Сказка - Стивен Кинг
Шрифт:
Интервал:
Закладка:
Хэйми развернулся, сел и положил свою связку сосисок себе на колени. Он взглянул на меня.
– А это обязательно?
– Конечно, Бесполезный, – сказал Йо. У него уже осталось по одной сосиске с каждого конца. – Ты знаешь, что бывает, когда они дают сосиски.
Сосиски окончательно остыли, и внутри остались сырыми. Я вспомнил историю, которую прочитал в интернете, о парне, который обратился в больницу с жалобами на боли в животе. Рентген показал, что у него в кишечнике огромный солитёр. От употребления плохо приготовленного мяса, говорилось в посте. Я попытался выкинуть это из головы (почти безуспешно) и приступил к еде. Я хорошо представлял, что означают сосиски на завтрак: время игр.

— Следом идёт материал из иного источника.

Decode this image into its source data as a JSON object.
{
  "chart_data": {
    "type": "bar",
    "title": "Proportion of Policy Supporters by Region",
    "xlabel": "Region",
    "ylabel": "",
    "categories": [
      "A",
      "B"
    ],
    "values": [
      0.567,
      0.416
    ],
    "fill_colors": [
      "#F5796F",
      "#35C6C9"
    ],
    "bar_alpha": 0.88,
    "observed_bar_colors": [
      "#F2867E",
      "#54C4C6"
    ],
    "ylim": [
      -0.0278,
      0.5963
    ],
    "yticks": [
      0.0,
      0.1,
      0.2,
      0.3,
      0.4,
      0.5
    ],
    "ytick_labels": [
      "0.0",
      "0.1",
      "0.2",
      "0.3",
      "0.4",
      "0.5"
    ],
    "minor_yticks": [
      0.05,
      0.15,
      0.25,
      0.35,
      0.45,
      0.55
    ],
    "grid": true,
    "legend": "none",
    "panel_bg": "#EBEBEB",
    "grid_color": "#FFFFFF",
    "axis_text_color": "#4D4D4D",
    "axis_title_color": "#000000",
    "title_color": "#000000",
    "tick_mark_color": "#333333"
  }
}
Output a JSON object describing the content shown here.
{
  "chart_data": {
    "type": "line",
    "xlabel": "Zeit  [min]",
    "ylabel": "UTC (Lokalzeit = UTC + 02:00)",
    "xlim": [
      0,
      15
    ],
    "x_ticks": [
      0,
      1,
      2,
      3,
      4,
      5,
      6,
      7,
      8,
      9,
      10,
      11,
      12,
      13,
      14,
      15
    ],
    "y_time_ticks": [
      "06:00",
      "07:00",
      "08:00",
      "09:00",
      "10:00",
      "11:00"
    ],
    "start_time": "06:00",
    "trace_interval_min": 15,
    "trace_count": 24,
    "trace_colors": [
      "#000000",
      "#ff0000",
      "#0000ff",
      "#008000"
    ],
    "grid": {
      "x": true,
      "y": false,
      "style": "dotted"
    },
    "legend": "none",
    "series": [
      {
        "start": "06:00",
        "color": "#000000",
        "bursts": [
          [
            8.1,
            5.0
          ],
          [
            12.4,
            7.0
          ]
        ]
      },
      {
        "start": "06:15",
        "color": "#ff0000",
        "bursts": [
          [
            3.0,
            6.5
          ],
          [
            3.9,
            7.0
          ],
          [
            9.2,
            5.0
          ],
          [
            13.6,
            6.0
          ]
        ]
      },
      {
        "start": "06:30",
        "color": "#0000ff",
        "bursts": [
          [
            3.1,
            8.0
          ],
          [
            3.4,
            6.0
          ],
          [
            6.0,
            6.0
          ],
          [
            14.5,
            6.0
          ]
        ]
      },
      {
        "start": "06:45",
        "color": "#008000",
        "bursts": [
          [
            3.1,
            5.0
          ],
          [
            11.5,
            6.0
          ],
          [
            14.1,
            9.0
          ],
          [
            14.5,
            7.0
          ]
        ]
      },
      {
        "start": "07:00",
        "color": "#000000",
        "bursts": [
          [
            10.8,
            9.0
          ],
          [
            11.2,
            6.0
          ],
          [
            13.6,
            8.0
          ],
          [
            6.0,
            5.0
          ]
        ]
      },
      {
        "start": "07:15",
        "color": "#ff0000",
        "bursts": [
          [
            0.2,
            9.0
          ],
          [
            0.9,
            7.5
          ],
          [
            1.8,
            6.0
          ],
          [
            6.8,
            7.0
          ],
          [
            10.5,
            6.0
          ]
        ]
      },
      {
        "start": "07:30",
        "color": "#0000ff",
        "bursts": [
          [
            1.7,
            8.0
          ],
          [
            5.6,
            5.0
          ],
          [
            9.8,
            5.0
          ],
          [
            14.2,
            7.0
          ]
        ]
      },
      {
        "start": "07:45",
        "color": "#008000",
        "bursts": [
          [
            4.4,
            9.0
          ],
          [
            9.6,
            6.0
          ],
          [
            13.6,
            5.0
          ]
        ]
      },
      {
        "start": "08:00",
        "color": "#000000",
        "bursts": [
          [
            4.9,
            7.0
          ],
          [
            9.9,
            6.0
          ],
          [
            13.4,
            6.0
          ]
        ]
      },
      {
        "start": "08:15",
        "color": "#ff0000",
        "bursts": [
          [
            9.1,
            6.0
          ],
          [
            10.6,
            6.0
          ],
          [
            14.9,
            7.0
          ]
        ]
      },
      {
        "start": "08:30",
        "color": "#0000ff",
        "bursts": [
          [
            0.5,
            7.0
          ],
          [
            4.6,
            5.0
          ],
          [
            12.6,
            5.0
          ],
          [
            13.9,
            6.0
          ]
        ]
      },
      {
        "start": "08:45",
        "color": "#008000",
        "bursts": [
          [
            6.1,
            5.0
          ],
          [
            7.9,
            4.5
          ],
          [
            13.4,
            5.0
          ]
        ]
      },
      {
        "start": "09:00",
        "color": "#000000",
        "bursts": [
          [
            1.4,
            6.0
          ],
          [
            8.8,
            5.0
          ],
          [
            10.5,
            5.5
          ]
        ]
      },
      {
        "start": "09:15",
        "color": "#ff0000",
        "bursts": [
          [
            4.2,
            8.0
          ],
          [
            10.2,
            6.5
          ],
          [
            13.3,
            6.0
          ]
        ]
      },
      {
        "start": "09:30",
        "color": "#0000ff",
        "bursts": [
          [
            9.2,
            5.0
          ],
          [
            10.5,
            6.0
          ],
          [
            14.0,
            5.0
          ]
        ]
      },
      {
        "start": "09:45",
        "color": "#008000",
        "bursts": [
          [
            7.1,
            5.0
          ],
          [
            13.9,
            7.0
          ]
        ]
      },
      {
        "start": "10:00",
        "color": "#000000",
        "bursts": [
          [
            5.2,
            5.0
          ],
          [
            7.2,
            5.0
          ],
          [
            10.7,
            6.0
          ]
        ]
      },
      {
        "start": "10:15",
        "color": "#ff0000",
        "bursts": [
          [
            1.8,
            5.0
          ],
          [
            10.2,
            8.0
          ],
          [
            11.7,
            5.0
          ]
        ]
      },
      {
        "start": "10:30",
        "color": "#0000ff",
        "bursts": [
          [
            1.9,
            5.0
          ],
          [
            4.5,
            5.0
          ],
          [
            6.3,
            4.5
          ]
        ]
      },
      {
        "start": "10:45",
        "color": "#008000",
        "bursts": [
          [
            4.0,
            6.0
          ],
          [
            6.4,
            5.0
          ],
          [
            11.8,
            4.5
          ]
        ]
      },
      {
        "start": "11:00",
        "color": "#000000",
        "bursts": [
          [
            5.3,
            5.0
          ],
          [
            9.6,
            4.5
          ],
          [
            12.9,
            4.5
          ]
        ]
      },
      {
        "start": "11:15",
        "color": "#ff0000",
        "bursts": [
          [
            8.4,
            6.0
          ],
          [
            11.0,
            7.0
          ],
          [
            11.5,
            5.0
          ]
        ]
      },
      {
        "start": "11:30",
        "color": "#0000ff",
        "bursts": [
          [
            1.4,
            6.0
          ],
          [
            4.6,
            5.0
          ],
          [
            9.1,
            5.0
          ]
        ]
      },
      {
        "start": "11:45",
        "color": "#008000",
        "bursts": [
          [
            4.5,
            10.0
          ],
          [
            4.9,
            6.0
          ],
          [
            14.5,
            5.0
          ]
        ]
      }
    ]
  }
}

Перси попятился обратно по коридору. Я снова поблагодарил его. Он остановился и поманил меня своей «расплавленной» рукой. Я подошёл к решётке. Из каплевидного отверстия, которое теперь было его ртом, хриплым шёпотом донеслось: «Ние оой соуи воосы!»
Я помотал головой.
– Я не понима…
– Ние оой соуи воосы!
Затем он вышел вместе со своей пустой тележкой. Дверь захлопнулась. Засовы закрылись. Я повернулся к Хэйми. Он справился с одной сосиской, откусил от второй, подавился и выплюнул кусок в ладонь. Встал и бросил его в отхожую дыру.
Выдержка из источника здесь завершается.